Cher Amour est un livre qui vaut le détour, parce que Bernard Giraudeau sait faire partager ses voyages à l'autre bout du monde et sait se faire conteur; parce qu'il a du style et que ça change de tant de gens célèbres qui prétendent publier des livres mais écrivent comme des pieds ou font écrire par des nègres sans talent des ouvrages sans intérêt; parce qu'il utilise un procédé ingénieux et troublant, en s'adressant à une femme anonyme, tantôt muse, tantôt fantôme, tantôt déesse, une femme qui est tour à tour un stéreotype de Parisienne et toutes les femmes, celles qu'il a aimées, désirées, possédées ou rêvées, et moi peut-être. C'est une inviation au voyage et à l'amour. C'est surtout un curieux et judicieux mélange de lettre sans fin et sans réponse– telle une bouteille jetée à la mer vers une terre improbable, une analogie que le marin en lui aura peut-être imaginée et pourrait apprécier– et d'autobiographie, de récit de voyages, entremêlé de digressions historiques, de contes rapportés ou inventés pour le plaisir de la belle et de l'auteur, et de réflexions sur le métier d'acteur. Ces passages où Giraudeau reste à quai et revient vers les planches du théâtre m'ont troublée car j'étais présente dans la salle pour deux des pièces qu'il évoque: Le libertin et Becket ou l'amour de Dieu. Oui j'étais de ceux qui l'ont applaudi dans les rôles de Diderot et du roi Henri, j'ai aimé la richesse de son jeu, son charme, sa présence et sa sensibilité alors; je goûte aujourd'hui d'autres facettes de son talent, et je jouis de ce joli privilège: revisiter des instants révolus, en passant de l'autre côté du miroir, en revoyant les scènes par les yeux de l'acteur, ressuscitées et sans doûte déformées aussi, au moment où il les reconstitue en écrivant pour nous.

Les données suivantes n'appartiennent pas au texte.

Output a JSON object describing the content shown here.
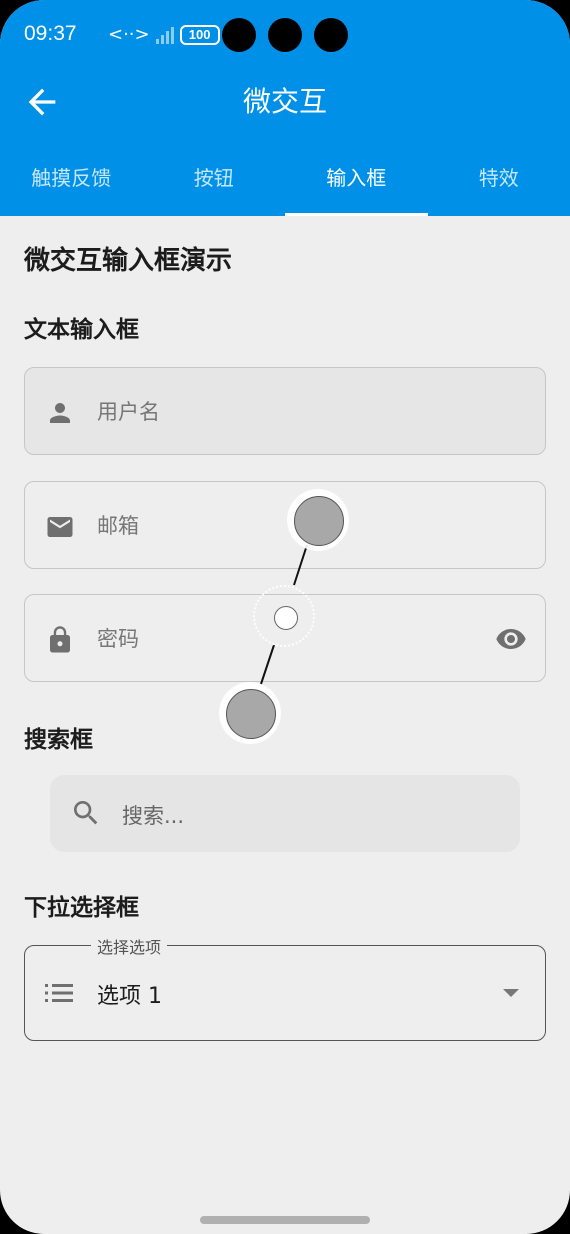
{
  "status_bar": {
    "time": "09:37",
    "battery": "100"
  },
  "app_bar": {
    "title": "微交互"
  },
  "tabs": [
    {
      "label": "触摸反馈"
    },
    {
      "label": "按钮"
    },
    {
      "label": "输入框"
    },
    {
      "label": "特效"
    }
  ],
  "active_tab": "输入框",
  "page": {
    "heading": "微交互输入框演示",
    "text_inputs_section": "文本输入框",
    "username_placeholder": "用户名",
    "email_placeholder": "邮箱",
    "password_placeholder": "密码",
    "search_section": "搜索框",
    "search_placeholder": "搜索...",
    "dropdown_section": "下拉选择框",
    "dropdown_label": "选择选项",
    "dropdown_value": "选项 1"
  },
  "icons": {
    "back": "arrow-left-icon",
    "username": "person-icon",
    "email": "mail-icon",
    "password": "lock-icon",
    "visibility": "eye-icon",
    "search": "search-icon",
    "dropdown_leading": "list-icon",
    "dropdown_trailing": "caret-down-icon"
  },
  "colors": {
    "primary": "#0190e8",
    "background": "#eeeeee",
    "text": "#1c1c1c"
  }
}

Tous les arts sont en fait convoqués dans ce roman, tous les visages de l'artiste, puisque Giraudeau le cinéaste ne cesse pas de filmer pendant ces voyages. Parfois ces arts, pareils aux dieux antiques ou aux sorcières de Shakespeare, complotent ensemble pour entraîner l'auteur sur d'autres rives et faire avancer le roman: ainsi lors d' un tournage aux Philippines, un rôle offre un voyage en Asie, permet de capturer des images et les rencontres fictives ou réelles nourrissent le récit.

Le "roman" court ainsi sur plusieurs années, entre Amérique latine, Afrique, et Extrême Orient, tel une odyssée entrecoupée de rôles qui sont encore d'autres voyages où les écueils existent et les naufrages sont également possibles.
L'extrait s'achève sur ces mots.